The basis for the non-preferential rules originates from the Kyoto convention[1] which states that if a product is wholly obtained or produced completely within one country the product shall be deemed having origin in that country. For a product which has been produced in more than one country the product shall be determined to have origin in the country where the last substantial transformation took place.

To determine exactly what was the last substantial transformation, three general rules are applied:

  1. Change of tariff classification (on any level, though 4-digit level is the most common)
  2. Value added-rule (ad-valorem)
  3. Special processing rule, the minimum transformation is described. For instance, in the EU non-preferential rules of origin for T-shirts (HS6109), the origin is supposed to be in the country where the complete making-up was done.[2]

According to the non-preferential rules a product always has exactly one country of origin. However, the non-preferential rules may differ from country to country; the same product may have different origins depending on which country's scheme is applied. Usually it is the rules of the country into which a product is being imported that apply.

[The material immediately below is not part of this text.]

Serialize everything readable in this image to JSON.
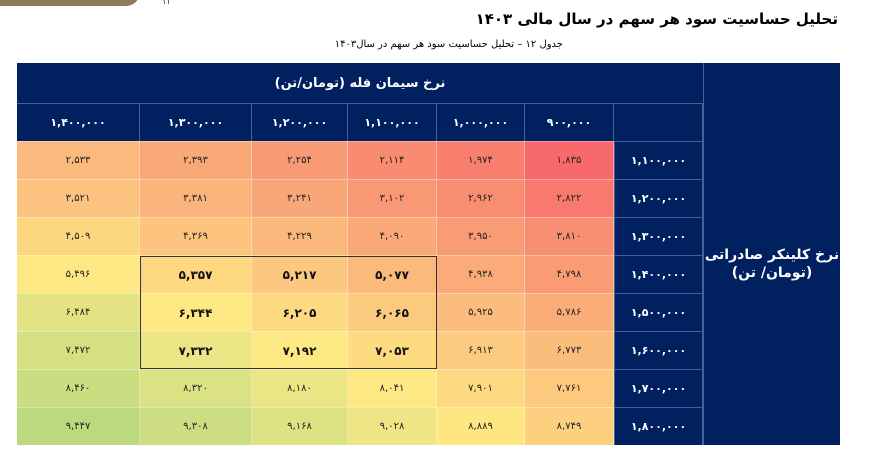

Preferential RoO are part of a free trade area or preferential trade arrangement which includes tariff concessions. These trade arrangements might be unilateral, bilateral or regional (also sometimes called multilateral) trade arrangements. The rules of origin determine what products can benefit from the tariff concession or preference, in order to avoid transshipment.

United States

Section 304 of the Tariff Act of 1930 as amended (19 U.S.C.1304) requires most imports, including many food items, to bear labels informing the ultimate purchaser of their country of origin. Meats, produce, and several other raw agricultural products generally were exempt. The 2002 farm bill (P.L. 107-171, Sec. 10816), however, contains a requirement that many retail establishments provide, starting on September 30, 2004, country-of-origin information on fresh fruits and vegetables, red meats, seafood, and peanuts. However, the consolidated FY2004 appropriation (P.L. 108-199) signed January 23, 2004, delays this requirement for two years except for seafood.[3]